Many Puppet code bases are pure Puppet code without unit or integration testing.

Most maintainers of such a code base fear the work for adding tests to their code.

But what is it that you as a maintainer would like to achieve? Normally you are happy when you can check whether your Puppet code still compiles on a newer Puppet version.

Just adding this kind of unit tests is easy and depends on your code layout:

  • do you have repository per module
  • do you have one monolithic repository

Let’s go for the first solution:

You need a Gemfile, a Rakefile, a .fixtures.yml and a spec/spec_helper.rb file.

The Gemfile can be short:

# Gemfile
source 'https://rubygems.org'
gem 'puppetlabs_spec_helper'
gem 'puppet', ENV['PUPPET_GEM_VERSION'] || '~> 4'

Yu can even omit the puppet gem and you get the latest version automatically. In our example you have the option to specify other versions via environment variables:

export PUPPET_GEM_VERSION='~> 3'

The Rakefile can be even shorter:

# Rakefile
require 'puppetlabs_spec_helper/rake_tasks'

The .fixtures.yml describes the naming scheme of your module and adds additional required modules for spec testing in a sandbox.

# .fixtures.yml
fixtures:
  repositories:
    stdlib: "https://github.com/puppetlabs/puppetlabs-stdlib.git"
  symlinks:
    put your class name here: "#{source_dir}"

The spec_helper.rb file must be located in the spec Directory and has the following content:

# spec/spec_helper.rb
require 'puppetlabs_spec_helper/module_spec_helper'

Next you want to test your module. We assume that the module has one class only. Put class tests inside the spec/classes directory. The test file must end with _spec.rb to allow rspec-puppet to find the test.

# spec/classes/init_spec.rb
require 'spec_helper'
describe 'put your class name here' do
  describe 'on test osfamily' do
    let(:facts) do
      { :osfamily => 'put the os you want to test here' }
    end
    context 'with default options' do
      it { is_expected.to compile.with_all_deps }
    end
  end
end

The second approach (one monolithic repository just needs adoption of all symlinks in the .fixtures.yml file.

e.g.

# .fixtures.yml
fixtures:
  symlinks:
    my_ntp:    "#{source_dir}/modules/ntp"
    my_apache: "#{source_dir}/modules/my_apache"
    mysql:     "#{source_dir}/modules/mysql"
    ...

Everything else works similar.

Now you need to install the Gemfile extensions. First you want to ensure that you have a corresponding, supported Ruby version installed. In case that the OS vendor does not offer the correct version from repositories you might want to reconcider installing ruby into your home directory by using rvm or rbenv.

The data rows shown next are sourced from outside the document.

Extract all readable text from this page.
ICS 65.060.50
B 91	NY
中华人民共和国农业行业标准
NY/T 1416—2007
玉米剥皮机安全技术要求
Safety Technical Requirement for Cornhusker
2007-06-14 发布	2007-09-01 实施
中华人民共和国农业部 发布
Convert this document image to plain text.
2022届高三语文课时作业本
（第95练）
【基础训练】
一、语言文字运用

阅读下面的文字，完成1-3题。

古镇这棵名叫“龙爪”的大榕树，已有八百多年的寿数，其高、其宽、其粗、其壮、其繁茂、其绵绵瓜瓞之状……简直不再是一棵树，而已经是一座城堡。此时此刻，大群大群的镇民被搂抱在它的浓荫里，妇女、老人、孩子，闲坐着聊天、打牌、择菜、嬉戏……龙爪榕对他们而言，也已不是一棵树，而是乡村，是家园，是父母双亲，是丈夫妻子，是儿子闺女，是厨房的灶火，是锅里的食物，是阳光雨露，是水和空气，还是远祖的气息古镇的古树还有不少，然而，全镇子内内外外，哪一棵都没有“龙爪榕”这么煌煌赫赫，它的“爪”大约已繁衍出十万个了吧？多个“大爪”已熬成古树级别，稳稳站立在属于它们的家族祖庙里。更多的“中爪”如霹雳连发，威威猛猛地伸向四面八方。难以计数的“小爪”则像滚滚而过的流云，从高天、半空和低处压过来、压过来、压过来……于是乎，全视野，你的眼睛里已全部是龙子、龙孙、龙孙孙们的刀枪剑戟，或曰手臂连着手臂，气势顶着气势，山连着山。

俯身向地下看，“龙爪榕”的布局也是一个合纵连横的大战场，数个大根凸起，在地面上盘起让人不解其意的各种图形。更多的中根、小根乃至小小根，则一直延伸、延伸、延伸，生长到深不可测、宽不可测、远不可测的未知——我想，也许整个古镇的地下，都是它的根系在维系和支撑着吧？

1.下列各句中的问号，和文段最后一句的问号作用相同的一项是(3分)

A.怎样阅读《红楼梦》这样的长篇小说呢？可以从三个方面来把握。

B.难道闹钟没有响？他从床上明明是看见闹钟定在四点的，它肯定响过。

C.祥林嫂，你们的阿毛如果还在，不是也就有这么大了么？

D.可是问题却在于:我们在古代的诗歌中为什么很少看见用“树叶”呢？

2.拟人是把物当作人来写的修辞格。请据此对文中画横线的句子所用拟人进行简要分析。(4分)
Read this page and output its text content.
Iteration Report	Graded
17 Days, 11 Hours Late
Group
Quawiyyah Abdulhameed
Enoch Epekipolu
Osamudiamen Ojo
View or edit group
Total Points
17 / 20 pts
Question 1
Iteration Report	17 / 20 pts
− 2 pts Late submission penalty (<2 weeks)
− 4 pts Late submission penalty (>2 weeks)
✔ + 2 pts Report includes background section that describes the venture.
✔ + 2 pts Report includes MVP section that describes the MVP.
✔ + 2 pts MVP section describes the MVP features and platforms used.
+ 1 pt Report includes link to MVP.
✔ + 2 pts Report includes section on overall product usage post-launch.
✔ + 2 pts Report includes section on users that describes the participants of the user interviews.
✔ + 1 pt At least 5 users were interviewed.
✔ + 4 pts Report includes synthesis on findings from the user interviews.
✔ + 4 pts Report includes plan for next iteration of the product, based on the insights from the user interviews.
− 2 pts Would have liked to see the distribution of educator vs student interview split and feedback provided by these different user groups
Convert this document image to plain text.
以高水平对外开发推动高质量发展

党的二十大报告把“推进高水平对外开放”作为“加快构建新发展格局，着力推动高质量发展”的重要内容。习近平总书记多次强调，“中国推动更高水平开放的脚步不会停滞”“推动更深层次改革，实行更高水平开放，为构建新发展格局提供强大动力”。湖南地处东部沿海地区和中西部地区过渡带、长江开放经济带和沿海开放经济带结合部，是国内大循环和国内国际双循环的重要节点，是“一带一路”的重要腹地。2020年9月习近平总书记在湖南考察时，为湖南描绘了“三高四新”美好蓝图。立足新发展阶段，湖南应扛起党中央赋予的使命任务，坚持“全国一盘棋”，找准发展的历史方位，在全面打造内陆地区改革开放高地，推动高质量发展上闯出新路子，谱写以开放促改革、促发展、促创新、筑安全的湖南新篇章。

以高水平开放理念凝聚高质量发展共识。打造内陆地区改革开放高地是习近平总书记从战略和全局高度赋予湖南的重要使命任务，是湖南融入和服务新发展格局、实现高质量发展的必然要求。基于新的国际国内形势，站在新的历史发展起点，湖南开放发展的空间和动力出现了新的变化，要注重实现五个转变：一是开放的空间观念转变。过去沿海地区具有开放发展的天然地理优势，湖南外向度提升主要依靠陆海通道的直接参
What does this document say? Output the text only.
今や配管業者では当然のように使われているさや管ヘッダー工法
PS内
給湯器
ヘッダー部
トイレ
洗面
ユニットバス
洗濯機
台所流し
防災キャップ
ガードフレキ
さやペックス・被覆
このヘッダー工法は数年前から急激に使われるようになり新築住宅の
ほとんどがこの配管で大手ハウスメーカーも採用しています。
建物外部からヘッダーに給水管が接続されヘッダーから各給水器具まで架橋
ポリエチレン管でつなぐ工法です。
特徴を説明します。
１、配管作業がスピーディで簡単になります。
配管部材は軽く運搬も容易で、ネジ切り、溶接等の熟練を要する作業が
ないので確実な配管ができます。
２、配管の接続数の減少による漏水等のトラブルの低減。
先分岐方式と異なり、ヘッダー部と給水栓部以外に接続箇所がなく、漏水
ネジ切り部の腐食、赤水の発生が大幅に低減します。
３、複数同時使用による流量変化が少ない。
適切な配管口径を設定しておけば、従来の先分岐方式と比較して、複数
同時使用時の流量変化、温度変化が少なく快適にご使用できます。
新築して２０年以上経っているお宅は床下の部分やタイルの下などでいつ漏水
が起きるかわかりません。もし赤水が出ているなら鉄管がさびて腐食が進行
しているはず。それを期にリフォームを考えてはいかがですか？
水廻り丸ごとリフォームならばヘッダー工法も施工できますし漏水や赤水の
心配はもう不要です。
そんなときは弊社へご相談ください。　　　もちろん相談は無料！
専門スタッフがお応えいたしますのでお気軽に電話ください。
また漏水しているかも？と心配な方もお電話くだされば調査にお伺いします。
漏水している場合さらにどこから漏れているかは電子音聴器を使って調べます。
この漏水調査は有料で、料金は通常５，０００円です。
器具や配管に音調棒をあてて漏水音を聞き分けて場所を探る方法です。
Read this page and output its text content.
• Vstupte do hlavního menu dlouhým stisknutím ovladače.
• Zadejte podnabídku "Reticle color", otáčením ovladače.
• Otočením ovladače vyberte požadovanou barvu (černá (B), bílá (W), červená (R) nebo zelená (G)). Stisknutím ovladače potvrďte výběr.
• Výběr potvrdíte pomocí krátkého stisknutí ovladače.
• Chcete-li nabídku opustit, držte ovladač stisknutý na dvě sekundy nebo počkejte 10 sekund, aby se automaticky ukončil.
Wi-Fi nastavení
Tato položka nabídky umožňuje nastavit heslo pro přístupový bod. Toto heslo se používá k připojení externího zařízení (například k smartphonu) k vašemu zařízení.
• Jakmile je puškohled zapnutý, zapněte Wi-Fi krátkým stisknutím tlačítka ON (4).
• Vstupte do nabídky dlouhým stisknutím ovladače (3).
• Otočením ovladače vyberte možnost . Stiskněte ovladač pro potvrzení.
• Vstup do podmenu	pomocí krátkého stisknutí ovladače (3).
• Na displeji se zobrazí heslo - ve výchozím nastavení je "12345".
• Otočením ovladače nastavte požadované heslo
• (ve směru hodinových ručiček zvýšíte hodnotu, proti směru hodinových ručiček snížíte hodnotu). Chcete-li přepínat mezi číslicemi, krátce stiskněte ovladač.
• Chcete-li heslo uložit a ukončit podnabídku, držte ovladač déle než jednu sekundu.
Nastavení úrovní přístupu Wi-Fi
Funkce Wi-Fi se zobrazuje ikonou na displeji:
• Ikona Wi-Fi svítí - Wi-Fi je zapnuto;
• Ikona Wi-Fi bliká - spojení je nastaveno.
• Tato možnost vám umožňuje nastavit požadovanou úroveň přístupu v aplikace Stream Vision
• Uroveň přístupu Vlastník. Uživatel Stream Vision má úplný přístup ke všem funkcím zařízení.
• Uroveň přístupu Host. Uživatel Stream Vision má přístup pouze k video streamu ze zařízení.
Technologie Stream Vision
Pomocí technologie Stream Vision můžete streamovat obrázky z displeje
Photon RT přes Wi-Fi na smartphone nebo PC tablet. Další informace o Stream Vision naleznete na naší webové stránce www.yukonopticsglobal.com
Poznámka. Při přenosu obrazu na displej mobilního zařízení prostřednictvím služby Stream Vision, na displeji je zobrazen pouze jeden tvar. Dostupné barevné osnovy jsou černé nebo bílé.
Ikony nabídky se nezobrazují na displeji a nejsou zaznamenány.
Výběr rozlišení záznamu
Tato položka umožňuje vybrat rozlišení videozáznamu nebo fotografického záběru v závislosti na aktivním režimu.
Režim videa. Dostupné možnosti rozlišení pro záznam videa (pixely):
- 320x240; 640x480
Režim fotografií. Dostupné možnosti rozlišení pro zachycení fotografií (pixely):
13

Switch into the repository directory where the Gemfile is located and install the extensions using bundler:

bundle install

Extra tip: if you dont like to mess up your ruby installation you can also specify a path where the extensions will be installed:

bundle install --path vendor

Now you can run the rake task:

bundle exec rake spec

Please note that in this simple case you want to run the tests on the same os as your infrastructure. Testing on e.g. a Windows or OS X workstation requires additional fact and Puppet code mocks.

But how to write full tests when no time is given for this task?

Please check the retrospec tool which will parse your Puppet code and generate the tests automagically for you.